DoD has observed modest increases in minority demographic representation in officer grades since the transition to an all-volunteer force, but persistent underrepresentation in senior officer grades continues. Congress established the Military Leadership Diversity
Commission in 2009 to study this and other matters. Since the release of the Commission’s report in 2011, DoD has restructured its D&I oversight function, developed new policies to bolster the inclusion of minority Service members, and refined metrics to better assess the
efficacy of D&I policies, programs, and practices.

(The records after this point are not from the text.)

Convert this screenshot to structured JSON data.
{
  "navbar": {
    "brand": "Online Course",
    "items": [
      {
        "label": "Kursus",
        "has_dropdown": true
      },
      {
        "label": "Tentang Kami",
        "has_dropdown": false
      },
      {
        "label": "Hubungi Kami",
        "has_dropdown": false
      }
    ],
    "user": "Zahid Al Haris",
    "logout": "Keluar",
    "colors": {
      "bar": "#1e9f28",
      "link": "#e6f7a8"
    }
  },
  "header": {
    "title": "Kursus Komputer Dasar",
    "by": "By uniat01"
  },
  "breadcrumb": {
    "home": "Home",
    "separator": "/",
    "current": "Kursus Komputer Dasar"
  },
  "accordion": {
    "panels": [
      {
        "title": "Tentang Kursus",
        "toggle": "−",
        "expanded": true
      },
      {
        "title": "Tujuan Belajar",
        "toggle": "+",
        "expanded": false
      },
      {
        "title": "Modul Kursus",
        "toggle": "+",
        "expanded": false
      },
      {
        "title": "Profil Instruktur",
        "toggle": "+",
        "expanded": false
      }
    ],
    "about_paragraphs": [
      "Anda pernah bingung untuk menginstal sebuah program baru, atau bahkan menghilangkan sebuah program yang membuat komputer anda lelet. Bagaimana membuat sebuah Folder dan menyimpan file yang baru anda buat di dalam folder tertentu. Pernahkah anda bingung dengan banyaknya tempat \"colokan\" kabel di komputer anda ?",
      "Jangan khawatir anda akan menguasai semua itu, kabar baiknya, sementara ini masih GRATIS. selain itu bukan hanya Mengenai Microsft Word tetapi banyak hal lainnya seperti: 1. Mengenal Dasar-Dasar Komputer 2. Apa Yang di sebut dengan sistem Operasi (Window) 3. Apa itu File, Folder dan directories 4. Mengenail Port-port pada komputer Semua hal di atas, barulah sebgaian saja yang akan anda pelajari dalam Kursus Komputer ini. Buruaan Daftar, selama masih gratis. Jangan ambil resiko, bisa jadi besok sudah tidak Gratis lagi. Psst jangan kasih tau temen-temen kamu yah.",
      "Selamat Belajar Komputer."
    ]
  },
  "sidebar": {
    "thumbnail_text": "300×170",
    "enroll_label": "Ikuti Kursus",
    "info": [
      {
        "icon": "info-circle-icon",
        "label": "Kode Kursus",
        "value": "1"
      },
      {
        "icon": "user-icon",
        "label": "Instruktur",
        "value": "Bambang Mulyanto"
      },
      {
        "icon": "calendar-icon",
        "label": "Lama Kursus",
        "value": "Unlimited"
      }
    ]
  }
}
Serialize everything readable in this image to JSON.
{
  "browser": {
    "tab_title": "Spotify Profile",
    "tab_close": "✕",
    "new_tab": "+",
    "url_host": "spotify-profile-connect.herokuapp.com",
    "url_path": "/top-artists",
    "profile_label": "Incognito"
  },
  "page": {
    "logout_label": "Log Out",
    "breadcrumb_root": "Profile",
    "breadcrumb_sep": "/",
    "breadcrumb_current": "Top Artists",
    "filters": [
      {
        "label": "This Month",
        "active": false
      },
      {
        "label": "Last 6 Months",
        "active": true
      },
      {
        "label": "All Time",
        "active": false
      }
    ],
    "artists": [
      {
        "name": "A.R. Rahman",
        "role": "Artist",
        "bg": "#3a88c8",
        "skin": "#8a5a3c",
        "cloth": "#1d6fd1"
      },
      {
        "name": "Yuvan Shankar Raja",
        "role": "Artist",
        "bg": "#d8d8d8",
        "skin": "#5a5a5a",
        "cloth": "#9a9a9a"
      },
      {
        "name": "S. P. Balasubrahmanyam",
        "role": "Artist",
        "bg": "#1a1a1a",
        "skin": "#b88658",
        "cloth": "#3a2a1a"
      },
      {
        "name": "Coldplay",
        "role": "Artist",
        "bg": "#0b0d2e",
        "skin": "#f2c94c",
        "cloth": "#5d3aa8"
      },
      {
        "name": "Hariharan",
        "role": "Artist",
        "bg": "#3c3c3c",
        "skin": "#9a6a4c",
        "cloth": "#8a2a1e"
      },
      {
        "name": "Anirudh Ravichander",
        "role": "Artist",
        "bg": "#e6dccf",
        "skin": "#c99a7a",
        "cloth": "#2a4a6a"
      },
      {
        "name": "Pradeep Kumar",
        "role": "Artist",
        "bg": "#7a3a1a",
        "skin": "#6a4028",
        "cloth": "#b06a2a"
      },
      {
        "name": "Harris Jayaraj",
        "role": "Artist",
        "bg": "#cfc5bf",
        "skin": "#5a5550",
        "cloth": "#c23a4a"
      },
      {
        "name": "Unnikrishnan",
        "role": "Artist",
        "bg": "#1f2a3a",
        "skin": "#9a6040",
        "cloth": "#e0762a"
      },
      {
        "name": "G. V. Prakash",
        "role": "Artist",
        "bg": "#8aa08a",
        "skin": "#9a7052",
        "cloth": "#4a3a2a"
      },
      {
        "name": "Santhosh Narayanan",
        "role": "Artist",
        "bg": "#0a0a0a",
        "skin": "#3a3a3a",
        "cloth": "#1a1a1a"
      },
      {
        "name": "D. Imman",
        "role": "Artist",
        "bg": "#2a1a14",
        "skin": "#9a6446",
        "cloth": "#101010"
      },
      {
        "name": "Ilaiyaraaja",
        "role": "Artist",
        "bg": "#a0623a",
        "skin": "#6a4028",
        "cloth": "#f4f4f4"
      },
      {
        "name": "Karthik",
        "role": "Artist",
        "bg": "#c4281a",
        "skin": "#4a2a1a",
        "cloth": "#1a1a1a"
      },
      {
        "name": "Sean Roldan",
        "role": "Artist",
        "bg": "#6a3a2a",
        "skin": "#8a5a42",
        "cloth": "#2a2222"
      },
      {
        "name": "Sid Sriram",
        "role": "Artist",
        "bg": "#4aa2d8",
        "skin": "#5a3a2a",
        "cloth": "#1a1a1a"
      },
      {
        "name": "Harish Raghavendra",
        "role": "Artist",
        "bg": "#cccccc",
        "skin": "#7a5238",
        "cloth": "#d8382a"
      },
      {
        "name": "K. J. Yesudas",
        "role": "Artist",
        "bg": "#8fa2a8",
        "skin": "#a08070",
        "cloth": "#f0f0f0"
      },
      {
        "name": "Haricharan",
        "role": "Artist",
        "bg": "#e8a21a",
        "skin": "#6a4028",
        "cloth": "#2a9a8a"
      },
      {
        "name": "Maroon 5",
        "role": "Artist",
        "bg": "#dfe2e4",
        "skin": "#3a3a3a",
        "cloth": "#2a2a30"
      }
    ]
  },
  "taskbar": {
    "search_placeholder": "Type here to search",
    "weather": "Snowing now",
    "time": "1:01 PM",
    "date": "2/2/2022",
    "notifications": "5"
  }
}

Examination of recent trends in representation—including American Indian or Alaskan Native, Asian, Black/African American, Hispanic, multiracial, Native Hawaiian or other Pacific Islander, and White—shows varied levels of representation across the force. Currently, the active component enlisted population is slightly more racially and ethnically diverse than the U.S. population eligible for military service, with Blacks/African Americans and Hispanics represented at slightly higher rates. The Reserve Component shows a similar trend for Blacks/African Americans; however, Hispanics are underrepresented compared with the eligible U.S. population.

Overall, the active component officer population is less diverse than the eligible civilian population. Blacks/African Americans, Hispanics, and Asians are all underrepresented compared with the eligible population. Similar trends hold for the Reserve Component, but representation of Black/African American officers is on par with the eligible population.

Notably, the officer corps is significantly less racially and ethnically diverse than the enlisted population, for both the active and Reserve Components. Similarly, the civilian population eligible for commissioning as an officer is much less racially and ethnically diverse than the population eligible for serving as an enlisted member.